Sanitize documents using "Find & Replace" getting slower and slower
Steps to Reproduce:
1. Open the attached file
2. Disable the automatic spell checking if enabled
In the Search for field put "." (a single period)
In the Replace with field put "x"
Make sure Whole words only is unchecked
Click Other Options to expand the dialog, and make sure Regular expressions is checked
Click Replace All
5 seconds with LibO 22.214.171.124
12 seconds with LibO 126.96.36.199
20 seconds with LibO 188.8.131.52 (and dialog acts as if LibO won't react)
Difference between 5.2.5. and 184.108.40.206 might be Harfbuzz common layout
Something like 220.127.116.11 would be ideal. At least some improvement
User Profile Reset: No
Build ID: c0fdcece6b886912618deee9656cb2d169a9b999
CPU threads: 4; OS: Windows 6.3; UI render: default;
TinderBox: Win-x86@42, Branch:master, Time: 2018-08-12_00:35:45
Locale: en-US (nl_NL); Calc: CL
Build ID: 78223678b7513ffe46804cb08f2dc5bc899b2bab
CPU Threads: 4; OS Version: Windows 6.29; UI Render: default;
Locale: nl-NL (nl_NL); Calc: CL
but not in
Build ID: f3153a8b245191196a4b6b9abd1d0da16eead600
Created attachment 144181 [details]
Created attachment 144182 [details]
Created attachment 144200 [details]
Bisected to following range
Repro slowness 6.2 vs. 3.6.
Adding Cc: to Miklos Vajna
so he can comment on the blamed commit
At some point I tried to improve search so it finds strings not only in Writer text, but also in Writer shape texts. I guess it's probable that the slowness comes from that.
Seems the current situation is the worst of both worlds: replace all still doesn't replace strings from shape text, but already slows down replace all.
Getting back the old performance or being more correct (include shape text when you do replace-all) would be good.
I had a look at this: just reverting the above mentioned commit doesn't change anything. I get why it doesn't help: the commit changes how documents containing shapes behave and the bugdoc doesn't have shapes.
I also profiled this: SvxSearchDialog::CommandHdl_Impl() in svx is the UI code, you can measure the cost of ExecuteSynchron():
- 97% is spent in SwFindParaText::DoFind() (OK)
- 55% of that is sw::ReplaceImpl
- 40% of that is sw::FindTextImpl
- here 20% is the SvxSearchItem ctor, which is already moved out of the loop for perf reasons
- 18% is DoSearch
So in short, nothing obviously stupid. According to the above numbers, it indeed smells like a regression, but I doubt it's from the above commit.
A flame graph would nice.
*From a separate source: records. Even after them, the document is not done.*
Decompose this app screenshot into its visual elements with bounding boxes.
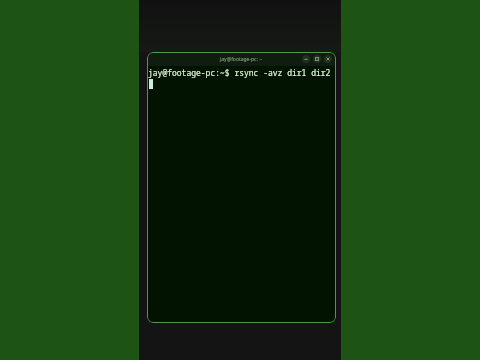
button[interactable]: Close: [324, 55, 332, 63]
button[interactable]: jay@footage-pc:~$ rsync -avz dir1 dir2: [147, 66, 336, 323]
staticText: jay@footage-pc:~$ rsync -avz dir1 dir2: [148, 67, 331, 78]
staticText: jay@footage-pc: ~: [220, 56, 263, 63]
button[interactable]: Maximize: [313, 55, 321, 63]
button[interactable]: Minimize: [302, 55, 310, 63]
button[interactable]: jay@footage-pc: ~: [147, 52, 336, 66]
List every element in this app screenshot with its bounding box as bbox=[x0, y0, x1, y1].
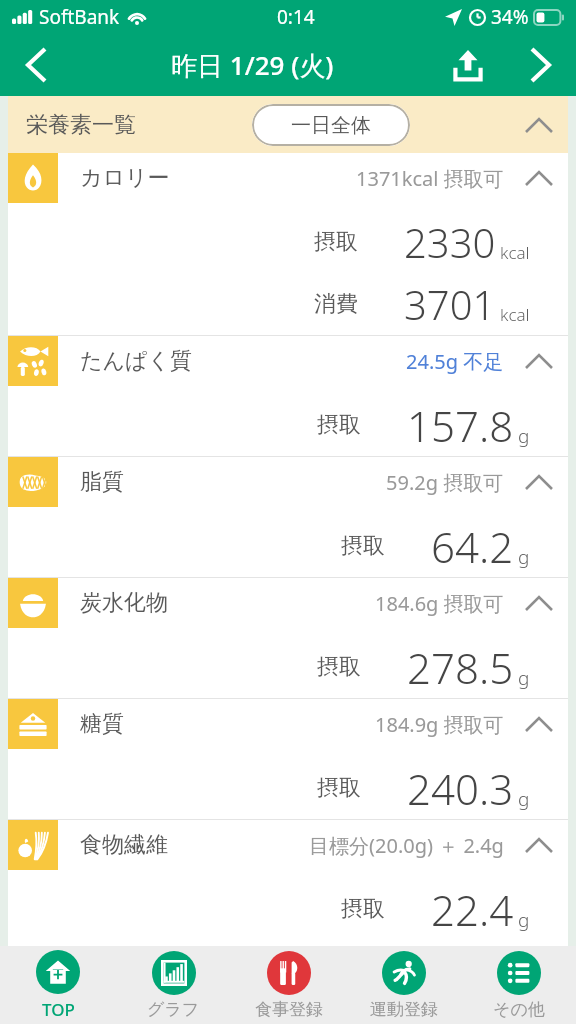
staticText: 目標分(20.0g) ＋ 2.4g bbox=[309, 832, 504, 859]
staticText: 0:14 bbox=[277, 4, 315, 30]
staticText: 食物繊維 bbox=[80, 831, 168, 859]
staticText: g bbox=[518, 907, 530, 933]
staticText: 2330 bbox=[404, 215, 496, 269]
staticText: g bbox=[518, 544, 530, 570]
staticText: 摂取 bbox=[341, 532, 385, 560]
staticText: 炭水化物 bbox=[80, 589, 168, 617]
button[interactable]: 運動登録 bbox=[346, 946, 461, 1024]
staticText: たんぱく質 bbox=[80, 347, 193, 375]
staticText: その他 bbox=[493, 999, 545, 1020]
staticText: 糖質 bbox=[80, 710, 124, 738]
button[interactable]: 脂質 bbox=[8, 457, 568, 515]
staticText: 59.2g 摂取可 bbox=[386, 469, 504, 496]
button[interactable]: Previous day bbox=[0, 34, 72, 96]
staticText: kcal bbox=[500, 241, 530, 264]
staticText: 184.9g 摂取可 bbox=[375, 711, 504, 738]
button[interactable]: 食事登録 bbox=[231, 946, 346, 1024]
staticText: 摂取 bbox=[314, 228, 358, 256]
button[interactable]: 栄養素一覧 bbox=[8, 96, 568, 153]
staticText: 一日全体 bbox=[291, 113, 371, 138]
staticText: 3701 bbox=[404, 277, 496, 331]
staticText: カロリー bbox=[80, 164, 170, 192]
button[interactable]: 食物繊維 bbox=[8, 820, 568, 878]
staticText: 1371kcal 摂取可 bbox=[356, 165, 504, 192]
staticText: 摂取 bbox=[317, 774, 361, 802]
staticText: 食事登録 bbox=[255, 999, 323, 1020]
staticText: 脂質 bbox=[80, 468, 124, 496]
staticText: kcal bbox=[500, 303, 530, 326]
button[interactable]: たんぱく質 bbox=[8, 336, 568, 394]
staticText: 184.6g 摂取可 bbox=[375, 590, 504, 617]
staticText: TOP bbox=[42, 998, 75, 1021]
staticText: 運動登録 bbox=[370, 999, 438, 1020]
staticText: 栄養素一覧 bbox=[26, 111, 136, 139]
button[interactable]: グラフ bbox=[116, 946, 231, 1024]
staticText: g bbox=[518, 423, 530, 449]
staticText: 昨日 1/29 (火) bbox=[171, 47, 334, 83]
staticText: SoftBank bbox=[39, 4, 120, 30]
staticText: 消費 bbox=[314, 290, 358, 318]
button[interactable]: カロリー bbox=[8, 153, 568, 211]
staticText: g bbox=[518, 665, 530, 691]
staticText: 摂取 bbox=[317, 411, 361, 439]
staticText: 64.2 bbox=[431, 518, 514, 575]
button[interactable]: 一日全体 bbox=[252, 104, 410, 146]
staticText: 24.5g 不足 bbox=[406, 348, 504, 375]
button[interactable]: その他 bbox=[461, 946, 576, 1024]
button[interactable]: TOP bbox=[0, 946, 116, 1024]
staticText: 278.5 bbox=[407, 639, 514, 696]
staticText: 157.8 bbox=[407, 397, 514, 454]
staticText: 摂取 bbox=[317, 653, 361, 681]
button[interactable]: 糖質 bbox=[8, 699, 568, 757]
button[interactable]: Next day bbox=[504, 34, 576, 96]
staticText: 摂取 bbox=[341, 895, 385, 923]
button[interactable]: 炭水化物 bbox=[8, 578, 568, 636]
staticText: グラフ bbox=[147, 999, 200, 1020]
staticText: 22.4 bbox=[431, 881, 514, 938]
staticText: g bbox=[518, 786, 530, 812]
button[interactable]: Share bbox=[432, 34, 504, 96]
staticText: 34% bbox=[491, 4, 529, 30]
staticText: 240.3 bbox=[407, 760, 514, 817]
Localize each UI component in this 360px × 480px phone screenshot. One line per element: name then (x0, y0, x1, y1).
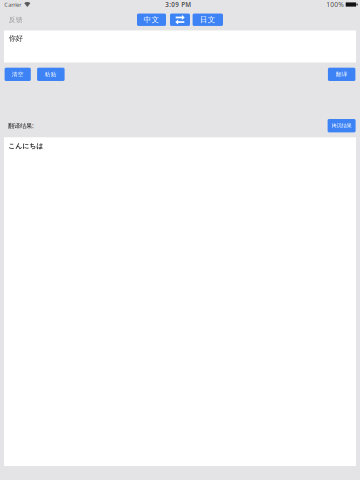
button[interactable]: 清空 (5, 68, 31, 81)
button[interactable]: 中文 (137, 14, 166, 26)
staticText: 粘贴 (45, 71, 57, 78)
staticText: 中文 (144, 15, 160, 25)
staticText: 100% (326, 0, 344, 9)
button[interactable]: 反馈 (0, 14, 33, 26)
staticText: 翻译 (336, 71, 348, 78)
staticText: 3:09 PM (165, 0, 191, 9)
staticText: 翻译结果: (8, 121, 34, 130)
staticText: 清空 (12, 71, 24, 78)
button[interactable]: 日文 (193, 14, 223, 26)
button[interactable]: Swap languages (170, 14, 190, 26)
staticText: 拷贝结果 (332, 122, 352, 129)
button[interactable]: 粘贴 (37, 68, 65, 81)
staticText: Carrier (4, 1, 21, 8)
staticText: こんにちは (8, 142, 43, 150)
button[interactable]: 翻译 (328, 68, 355, 81)
button[interactable]: 拷贝结果 (328, 119, 356, 132)
staticText: 日文 (200, 15, 216, 25)
staticText: 你好 (9, 34, 23, 43)
staticText: 反馈 (9, 16, 23, 24)
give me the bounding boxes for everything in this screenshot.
And maybe retry of the bibisect on Linux; the range isn't to helpful, I guess
Looks bit like a Noel type of perf bug.. or I'm a bit to optimistic :-)
For me, it is 5,62 seconds with the last commit in Linux 50max and 10,54 in the first commit.
I don't know what I should bibisect :( I don't have newer repos than 50max on Linux.
Miklos already profiled this in comment 6, so no need for me to do anything.
Created attachment 151247 [details]
Flame Graph Win
Build ID: 128145e227ef91fb2f23893e73d38ae72cf074e5
CPU threads: 2; OS: Windows 6.3; UI render: default; VCL: win;
Locale: nl-NL (nl_NL); UI-Language: en-US
Another suggestion to make find & replace even worse:
Enabled change tracking and turn show changes on before running find & replace (bug 121618 comment 6)
Forgot to change from regression to implementation error when I commented that the problem did not start at the bisected commit after all.